Her last properly articulated thought was: Oh, shit.

After that there were no more thoughts, just helpless, flailing panic.

good friday

chapter forty-three

‘Juice!’ demanded Jacob.

‘What do you want, sweetie?’ whispered Lauren.

Juice, thought Rachel. He wants a juice. Are you deaf?

It was only just light, and Rachel, Rob and Lauren were standing in a shivery little circle at Wattle Valley Park, rubbing their hands together and stamping their feet, while Jacob slithered in and out between their legs. He was rugged up in a parka that Rachel suspected was too small for him, his arms sticking straight out like a snowman.

As expected, Lauren was wearing her trench coat, although her ponytail didn’t look quite as perfect as normal – there were a few strands escaping from her hairband – and she looked tired. She was carrying a single red rose, which Rachel thought was a silly choice. It was like those roses in long plastic cylinders that young men gave to their girlfriends on Valentine’s Day.

Rachel herself was carrying a small posy of sweet peas she’d picked from her own backyard, tied up with a piece of green velvet ribbon like Janie used to wear when she was very little.

‘Do you leave the flowers where she was found? At the bottom of the slide?’ Marla had once asked.

‘Yes, Marla, I leave them there to be trampled by hundreds of little feet,’ Rachel had said.

‘Oh, yes, good point,’ Marla had said, not at all offended.

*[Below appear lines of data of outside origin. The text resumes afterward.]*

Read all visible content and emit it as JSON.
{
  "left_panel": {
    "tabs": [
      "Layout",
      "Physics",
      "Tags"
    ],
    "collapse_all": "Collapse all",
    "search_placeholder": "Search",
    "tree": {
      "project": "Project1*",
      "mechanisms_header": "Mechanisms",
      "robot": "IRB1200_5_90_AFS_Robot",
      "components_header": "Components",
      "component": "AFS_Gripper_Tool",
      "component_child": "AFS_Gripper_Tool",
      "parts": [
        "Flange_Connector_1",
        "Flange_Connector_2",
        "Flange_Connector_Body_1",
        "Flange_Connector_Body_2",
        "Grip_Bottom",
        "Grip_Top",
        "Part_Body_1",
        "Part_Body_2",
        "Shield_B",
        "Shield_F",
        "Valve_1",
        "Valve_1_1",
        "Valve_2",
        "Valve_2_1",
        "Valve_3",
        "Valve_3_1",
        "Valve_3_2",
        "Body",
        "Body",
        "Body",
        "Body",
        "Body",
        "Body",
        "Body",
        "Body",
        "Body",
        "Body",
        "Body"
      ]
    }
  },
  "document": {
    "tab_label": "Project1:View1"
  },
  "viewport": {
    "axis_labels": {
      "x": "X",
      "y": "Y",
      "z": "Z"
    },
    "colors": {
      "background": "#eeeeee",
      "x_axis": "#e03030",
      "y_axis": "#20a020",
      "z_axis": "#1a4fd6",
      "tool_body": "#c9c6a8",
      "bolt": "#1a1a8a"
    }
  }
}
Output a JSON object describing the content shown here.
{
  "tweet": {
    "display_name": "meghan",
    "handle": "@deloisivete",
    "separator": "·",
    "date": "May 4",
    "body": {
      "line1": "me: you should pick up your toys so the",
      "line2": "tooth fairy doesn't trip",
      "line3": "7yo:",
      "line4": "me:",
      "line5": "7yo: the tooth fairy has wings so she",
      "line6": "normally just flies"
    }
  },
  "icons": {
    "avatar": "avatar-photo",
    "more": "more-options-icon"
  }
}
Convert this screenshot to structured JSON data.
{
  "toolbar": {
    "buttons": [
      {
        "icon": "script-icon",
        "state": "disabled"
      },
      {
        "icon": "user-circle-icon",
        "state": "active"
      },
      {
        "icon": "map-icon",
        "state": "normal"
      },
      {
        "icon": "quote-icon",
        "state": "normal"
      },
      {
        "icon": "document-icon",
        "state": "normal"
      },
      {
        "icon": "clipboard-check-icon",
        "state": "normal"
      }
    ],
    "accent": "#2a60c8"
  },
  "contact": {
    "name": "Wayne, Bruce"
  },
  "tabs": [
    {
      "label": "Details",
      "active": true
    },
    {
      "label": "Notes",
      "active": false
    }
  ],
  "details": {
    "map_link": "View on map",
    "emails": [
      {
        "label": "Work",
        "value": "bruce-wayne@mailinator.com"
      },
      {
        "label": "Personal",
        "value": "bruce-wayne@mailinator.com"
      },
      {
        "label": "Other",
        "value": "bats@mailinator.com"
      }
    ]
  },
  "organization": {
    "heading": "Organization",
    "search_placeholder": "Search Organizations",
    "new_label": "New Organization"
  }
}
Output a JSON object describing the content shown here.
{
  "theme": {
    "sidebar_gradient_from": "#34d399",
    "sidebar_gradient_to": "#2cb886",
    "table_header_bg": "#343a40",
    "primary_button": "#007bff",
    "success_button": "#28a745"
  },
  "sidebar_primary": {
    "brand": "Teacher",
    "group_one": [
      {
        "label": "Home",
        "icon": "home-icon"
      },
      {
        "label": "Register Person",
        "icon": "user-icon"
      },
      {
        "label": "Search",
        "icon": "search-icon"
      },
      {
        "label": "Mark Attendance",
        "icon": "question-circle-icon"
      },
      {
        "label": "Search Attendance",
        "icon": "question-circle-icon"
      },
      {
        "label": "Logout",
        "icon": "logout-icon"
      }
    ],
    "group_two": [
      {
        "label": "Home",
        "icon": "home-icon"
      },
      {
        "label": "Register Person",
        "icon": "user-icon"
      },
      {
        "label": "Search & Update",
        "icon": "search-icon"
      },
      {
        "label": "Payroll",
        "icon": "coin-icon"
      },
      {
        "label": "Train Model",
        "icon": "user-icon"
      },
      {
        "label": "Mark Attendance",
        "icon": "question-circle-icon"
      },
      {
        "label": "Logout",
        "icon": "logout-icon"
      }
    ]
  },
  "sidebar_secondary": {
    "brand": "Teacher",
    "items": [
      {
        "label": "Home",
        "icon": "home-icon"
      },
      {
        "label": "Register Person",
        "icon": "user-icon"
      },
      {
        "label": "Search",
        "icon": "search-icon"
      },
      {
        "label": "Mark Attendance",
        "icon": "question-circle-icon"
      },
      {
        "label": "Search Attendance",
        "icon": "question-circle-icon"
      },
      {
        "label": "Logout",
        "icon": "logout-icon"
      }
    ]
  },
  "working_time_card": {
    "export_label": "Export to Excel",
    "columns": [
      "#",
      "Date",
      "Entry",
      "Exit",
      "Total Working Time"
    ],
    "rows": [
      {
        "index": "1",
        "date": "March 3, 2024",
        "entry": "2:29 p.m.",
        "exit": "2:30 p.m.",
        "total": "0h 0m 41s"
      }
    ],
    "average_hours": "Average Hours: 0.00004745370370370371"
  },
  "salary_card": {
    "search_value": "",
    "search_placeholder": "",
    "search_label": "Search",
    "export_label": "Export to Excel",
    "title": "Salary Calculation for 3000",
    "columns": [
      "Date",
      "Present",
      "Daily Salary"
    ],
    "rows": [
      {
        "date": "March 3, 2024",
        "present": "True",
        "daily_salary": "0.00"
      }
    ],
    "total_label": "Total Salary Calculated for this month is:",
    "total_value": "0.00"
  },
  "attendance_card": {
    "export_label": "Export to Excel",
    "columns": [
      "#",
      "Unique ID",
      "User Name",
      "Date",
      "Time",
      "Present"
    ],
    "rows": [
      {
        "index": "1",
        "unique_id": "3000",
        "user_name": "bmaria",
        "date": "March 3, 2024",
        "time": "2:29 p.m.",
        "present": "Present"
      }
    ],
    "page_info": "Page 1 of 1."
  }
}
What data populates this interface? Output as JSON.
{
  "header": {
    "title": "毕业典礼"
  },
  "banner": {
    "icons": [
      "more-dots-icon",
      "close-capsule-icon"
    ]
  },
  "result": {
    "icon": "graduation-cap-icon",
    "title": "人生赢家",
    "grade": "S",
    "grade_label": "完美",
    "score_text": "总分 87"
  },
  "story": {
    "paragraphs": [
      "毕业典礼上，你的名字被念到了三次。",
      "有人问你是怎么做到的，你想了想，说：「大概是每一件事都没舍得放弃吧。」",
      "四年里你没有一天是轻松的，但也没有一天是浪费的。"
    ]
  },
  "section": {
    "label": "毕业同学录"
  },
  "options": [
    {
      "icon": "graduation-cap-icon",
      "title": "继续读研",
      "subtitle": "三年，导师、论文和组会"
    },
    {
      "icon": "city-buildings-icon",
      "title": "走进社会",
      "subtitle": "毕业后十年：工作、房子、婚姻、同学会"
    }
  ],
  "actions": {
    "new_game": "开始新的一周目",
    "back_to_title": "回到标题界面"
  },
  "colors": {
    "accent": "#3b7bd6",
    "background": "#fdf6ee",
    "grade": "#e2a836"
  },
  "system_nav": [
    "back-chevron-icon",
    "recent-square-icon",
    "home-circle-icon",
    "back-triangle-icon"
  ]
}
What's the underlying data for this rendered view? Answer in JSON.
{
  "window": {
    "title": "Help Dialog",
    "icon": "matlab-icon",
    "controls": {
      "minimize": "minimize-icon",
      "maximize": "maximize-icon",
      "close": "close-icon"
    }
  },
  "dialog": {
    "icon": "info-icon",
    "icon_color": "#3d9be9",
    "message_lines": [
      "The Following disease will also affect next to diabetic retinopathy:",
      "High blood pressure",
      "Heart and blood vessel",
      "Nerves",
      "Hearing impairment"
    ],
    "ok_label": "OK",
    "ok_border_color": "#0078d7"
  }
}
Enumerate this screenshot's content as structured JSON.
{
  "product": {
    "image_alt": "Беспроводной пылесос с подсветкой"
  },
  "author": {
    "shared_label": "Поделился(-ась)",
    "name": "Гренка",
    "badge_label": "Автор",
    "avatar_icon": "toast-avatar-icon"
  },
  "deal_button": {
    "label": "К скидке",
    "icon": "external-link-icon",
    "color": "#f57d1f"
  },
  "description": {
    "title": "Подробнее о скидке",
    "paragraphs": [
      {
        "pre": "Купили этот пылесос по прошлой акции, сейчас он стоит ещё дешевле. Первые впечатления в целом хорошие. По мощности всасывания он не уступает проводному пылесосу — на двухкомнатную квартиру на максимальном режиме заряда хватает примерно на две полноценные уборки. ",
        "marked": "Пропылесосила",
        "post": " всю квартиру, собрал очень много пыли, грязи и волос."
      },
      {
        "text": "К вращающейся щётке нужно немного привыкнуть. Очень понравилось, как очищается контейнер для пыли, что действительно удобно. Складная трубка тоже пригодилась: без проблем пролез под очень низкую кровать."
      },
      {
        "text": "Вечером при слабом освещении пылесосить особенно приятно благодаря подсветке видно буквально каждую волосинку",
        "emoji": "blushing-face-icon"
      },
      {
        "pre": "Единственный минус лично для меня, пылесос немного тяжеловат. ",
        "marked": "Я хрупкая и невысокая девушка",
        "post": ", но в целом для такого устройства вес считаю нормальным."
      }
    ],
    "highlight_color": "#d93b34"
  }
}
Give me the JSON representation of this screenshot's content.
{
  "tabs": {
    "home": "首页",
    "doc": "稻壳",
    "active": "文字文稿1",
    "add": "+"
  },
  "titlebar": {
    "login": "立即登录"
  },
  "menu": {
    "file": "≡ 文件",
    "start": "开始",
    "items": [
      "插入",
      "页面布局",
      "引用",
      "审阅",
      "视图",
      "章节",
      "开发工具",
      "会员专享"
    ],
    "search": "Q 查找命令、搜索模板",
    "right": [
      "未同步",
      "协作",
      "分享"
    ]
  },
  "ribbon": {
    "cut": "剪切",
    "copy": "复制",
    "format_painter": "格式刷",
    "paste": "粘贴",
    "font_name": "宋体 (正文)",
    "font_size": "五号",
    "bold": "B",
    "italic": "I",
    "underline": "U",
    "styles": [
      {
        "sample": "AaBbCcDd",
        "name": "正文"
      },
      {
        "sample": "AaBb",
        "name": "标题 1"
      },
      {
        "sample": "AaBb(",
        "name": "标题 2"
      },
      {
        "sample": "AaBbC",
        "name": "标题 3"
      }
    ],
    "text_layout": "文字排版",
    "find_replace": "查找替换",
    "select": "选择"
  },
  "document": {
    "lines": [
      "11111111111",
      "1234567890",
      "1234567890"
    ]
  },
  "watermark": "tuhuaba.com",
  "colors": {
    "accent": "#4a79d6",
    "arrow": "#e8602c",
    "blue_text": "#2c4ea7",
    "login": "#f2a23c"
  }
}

It wasn’t even the same slide. All the clunky old metal equipment had been replaced by fancy space-age-looking stuff, just like the park near Rachel’s house where she took Jacob, and the ground had a rubbery surface that gave an astronaut-like bounce to your step.

‘Juice!’ said Jacob again.

‘I don’t understand, sweetie.’ Lauren flipped her ponytail back over one shoulder. ‘You want me to loosen your jacket?’

For heaven’s sake. Rachel sighed. It wasn’t like she ever really felt Janie’s presence when she came here. She couldn’t imagine her here, couldn’t conceive how she had come to be here. None of Janie’s friends had ever known her to come to this particular park. It was a boy, obviously, who had brought her here. A boy called Connor Whitby. He probably wanted sex and Janie said no. She should have had sex with him. That was Rachel’s fault, for going on about it so much, as if losing her virginity was this momentous event. Dying was far more momentous. She should have said to her, ‘Have sex with whoever you want, Janie. Just stay safe.’